Quando apareceram as primeiras vieiras e gemi com a primeira colherada, sabia que estava prestes a viver um momento grandioso, tão grandioso que me dilatou o estômago ao ponto de tocar no diafragma, tornando o acto de respirar extremamente doloroso. Missão cumprida.

Desde camarão assim e assado, a sapateira, a ameijoa, os diferentes pratos iam desfilando à nossa frente, em tamanho e número, como se de diferentes fileiras de um pelotão de guerra se tratasse. Todos nós tentávamos guardar espaço para o melhor, o arroz de gambas no final, mas o cérebro há muito que estava apagado e os esforços eram direccionados no sentido de tentar aproveitar ao máximo cada um dos níveis. Saborear ao máximo, neste caso, era encher a boca ao máximo, até estalar o maxilar de tanto a abrir.

No campo dos refrescantes líquidos a coisa também estava bem encaminhada. As primeiras boémias não impediram que se provasse um vinhinho branco que entretanto apareceu na mesa (seguindo-se o despejar do vasilhame), e de copos cheios de sangria, a qual não nos lembrávamos de ser tão boa naquele estabelecimento, desde que fizemos uma das empregada entrar em depressão por ser obrigada a preparar dezenas de jarros numa só noite. "O Cáaaaatia, tenho seeeeede!"

O arroz de gambas chegou, e com ele chegaram-nos as lágrimas aos olhos. Eram lágrimas de felicidade a sair de um olho e de tristeza do outro. É que apesar do arroz ser tão bom que podia ser usado como atenuante num caso de homicídio, caso alegássemos que matámos para o comer, sabíamos que mais uma mariscada estava prestes a chegar ao fim. Tão cedo não voltarei a comer dois pratos de arroz de gambas melhores que aqueles, venha quem vier, seja em que parte do mundo for.
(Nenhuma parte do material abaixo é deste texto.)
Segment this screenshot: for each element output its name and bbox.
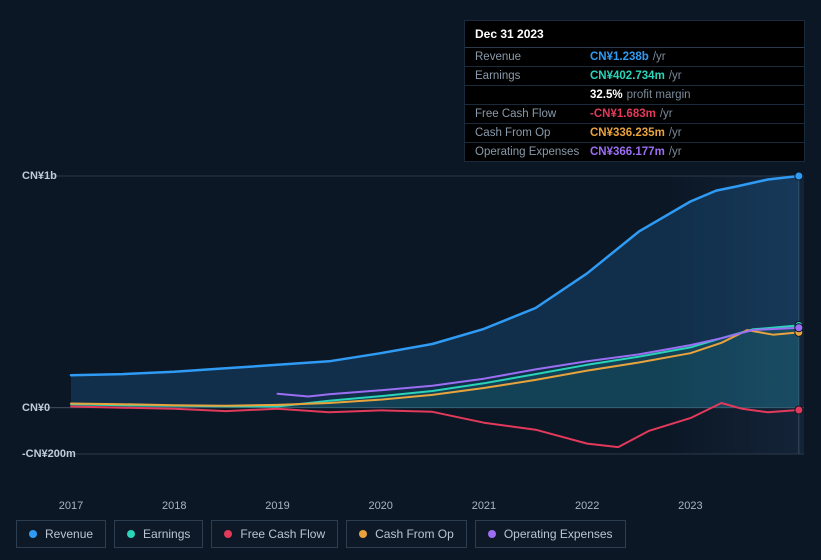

Pudim de ovos. Pudim de ovos. Pudim de ovos. Pudim de ovos. Pudim de ovos. Pudim de ovos. Caseirinho. Por momentos pensei que tinha entrado em coma de qualquer coisa, o meu coração tinha parado e eu estava a ter uma experiência de quase morte. Mas não, era "só" o pudim de ovos. E é aqui que a coisa nunca poderá ser descrita fielmente. Um dia disse aqui publicamente que já mandei fodas piores do que certas coisas que comi. Pois bem, neste caso, entre ser-me dada hipótese de comer daquele pudim e comer uma gaja, é melhor que a gaja seja incrivelmente boa e sabida. Vai ter de suar descomunalmente para conseguir chegar ao mesmo nível. O ideal seria intercalar uma fodinha e uma fatiazinha. Se calhar era melhor primeiro a fatia, para eu não me sentir tentado a apressar a parte da fodinha. Sinceramente, minha gente amiga deste blog que sempre trago no coração, aquele pudim é um dos mais fortes argumentos para legitimizar o facto da raça humana ainda estar viva e a destruir desta forma os recursos do planeta Terra. E olhem que sou uma pequena autoridade no que toca a pudins.

É impossível uma pessoa comer uma refeição destas e:

a) parar, tendo alcançado a satisfação.
b) abrandar o ritmo, pensando na fome no mundo.
c) ambas as alíneas anteriores.

Sim, a resposta certa é a C. Quanto à B, ao comer aquelas ameijoas grandinhas e tão bem temperadas, ensopando pãozinho no resto do molho, temos tendência para pensar "baaaaah, who gives a damn, munch munch munch munch". Já em relação a A, tal coisa é impossível. Enquanto sabe bem, queremos sempre comer mais e é impossível chegar a um climax e por ali ficar. Aquela sensação de "ainda comia mais uma garfada" passa sempre directamente para "não devia ter comido mais uma garfada". Aprendi que esta é uma das leis da física, e daí ser positivo que tenhamos ficado todos mal-dispostos a seguir. Abraçámos a possibilidade de que seria um crime não comer até rebentar, mesmo que isso significasse não voltar a querer ver comida durante umas três horas e marisco durante uns dois dias. Quem tenta apenas comer um bocadinho de cada coisa é um mariconço da pior espécie e não merece afincar as favolas em tal repasto.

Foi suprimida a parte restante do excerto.